Quando estamos refletindo sobre experiências do passado, cada pessoa gramatical que escolhemos para narrar nossa própria história — a primeira, segunda ou terceira — têm suas vantagens particulares.

Optar pela terceira pessoa, por exemplo, parece nos permitir apreciar melhor como nós mudamos com o tempo, enquanto o uso da primeira pessoa nos permite falar em tom de continuidade. Refletir sobre desafios com o uso do termo genérico “você” —, como por exemplo, “algumas vezes você ganha, algumas vezes você perde — ajuda a criar uma distância psicológica de uma situação difícil, bem como universalizar a experiência. Usar o “eu” coloca a sua resposta em evidência; já o “você” amarra isso à condição humana.

Se a nossa sensação de futuro parece estar se esgotando, podemos fazer o melhor do nosso passado? Eu frequentemente batalho em meu papel de cuidar de pacientes que se encontram no fim da vida.

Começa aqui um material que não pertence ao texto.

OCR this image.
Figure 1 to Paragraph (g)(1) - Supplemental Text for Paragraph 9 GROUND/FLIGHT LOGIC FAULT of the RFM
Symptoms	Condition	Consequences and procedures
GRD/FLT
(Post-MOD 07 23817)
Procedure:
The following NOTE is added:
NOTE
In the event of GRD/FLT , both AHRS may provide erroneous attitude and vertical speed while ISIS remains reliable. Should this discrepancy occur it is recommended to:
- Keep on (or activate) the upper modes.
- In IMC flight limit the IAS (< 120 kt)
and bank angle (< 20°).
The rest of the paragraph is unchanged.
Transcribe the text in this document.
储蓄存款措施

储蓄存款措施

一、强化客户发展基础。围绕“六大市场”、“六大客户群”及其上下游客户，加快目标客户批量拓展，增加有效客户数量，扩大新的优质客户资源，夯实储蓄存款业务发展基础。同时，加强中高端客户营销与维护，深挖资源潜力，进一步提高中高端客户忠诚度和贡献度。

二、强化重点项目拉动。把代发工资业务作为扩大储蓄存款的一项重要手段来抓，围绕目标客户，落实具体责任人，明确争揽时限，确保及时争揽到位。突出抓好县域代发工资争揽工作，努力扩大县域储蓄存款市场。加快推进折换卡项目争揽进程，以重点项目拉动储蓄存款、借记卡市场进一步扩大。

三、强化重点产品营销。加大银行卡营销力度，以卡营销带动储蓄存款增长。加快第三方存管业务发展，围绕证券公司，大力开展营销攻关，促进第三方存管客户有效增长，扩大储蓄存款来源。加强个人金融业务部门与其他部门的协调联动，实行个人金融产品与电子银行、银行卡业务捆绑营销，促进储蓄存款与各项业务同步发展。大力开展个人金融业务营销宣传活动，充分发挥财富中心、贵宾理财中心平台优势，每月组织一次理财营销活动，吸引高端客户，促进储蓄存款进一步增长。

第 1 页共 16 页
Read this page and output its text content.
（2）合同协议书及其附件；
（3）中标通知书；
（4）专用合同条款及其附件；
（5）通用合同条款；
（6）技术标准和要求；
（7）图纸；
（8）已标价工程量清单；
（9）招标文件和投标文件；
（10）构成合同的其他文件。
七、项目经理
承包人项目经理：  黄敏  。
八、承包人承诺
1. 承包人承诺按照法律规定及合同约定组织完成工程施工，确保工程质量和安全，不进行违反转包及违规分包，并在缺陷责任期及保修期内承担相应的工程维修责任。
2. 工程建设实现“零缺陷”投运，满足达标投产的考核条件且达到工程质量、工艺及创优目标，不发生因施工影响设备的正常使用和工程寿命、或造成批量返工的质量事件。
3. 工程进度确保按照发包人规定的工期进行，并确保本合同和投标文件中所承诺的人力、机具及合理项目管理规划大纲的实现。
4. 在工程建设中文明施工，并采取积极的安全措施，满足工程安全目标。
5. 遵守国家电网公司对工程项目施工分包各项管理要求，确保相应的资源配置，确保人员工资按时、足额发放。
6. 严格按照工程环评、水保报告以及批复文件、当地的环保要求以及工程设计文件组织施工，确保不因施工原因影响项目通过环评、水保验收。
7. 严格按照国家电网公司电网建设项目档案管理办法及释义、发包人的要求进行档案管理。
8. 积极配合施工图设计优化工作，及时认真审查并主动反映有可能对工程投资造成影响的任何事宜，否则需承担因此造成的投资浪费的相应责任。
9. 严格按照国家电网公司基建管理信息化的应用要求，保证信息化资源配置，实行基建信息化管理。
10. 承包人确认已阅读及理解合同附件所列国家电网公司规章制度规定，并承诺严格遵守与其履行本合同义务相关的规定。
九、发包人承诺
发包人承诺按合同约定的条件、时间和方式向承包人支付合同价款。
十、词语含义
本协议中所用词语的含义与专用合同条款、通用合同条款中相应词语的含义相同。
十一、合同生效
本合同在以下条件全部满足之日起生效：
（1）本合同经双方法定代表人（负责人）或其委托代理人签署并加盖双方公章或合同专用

Sei que as coisas mais benéficas que posso oferecer não são as que costumo receitar: analgésicos, laxantes, fluidos intravenosos. Pelo contrário: a resposta está naquelas coisas que são ao mesmo tempo mais desafiadoras e mais elementares. Sentar. Ouvir. Explorar o que tudo significou.
“O que eu digo a mim mesmo”, disse meu paciente, ” é que mesmo que eu não esteja por perto para ver isso, eu ajudei a moldar o mundo do futuro. Pelo menos fiz minha pequena parte para isso.”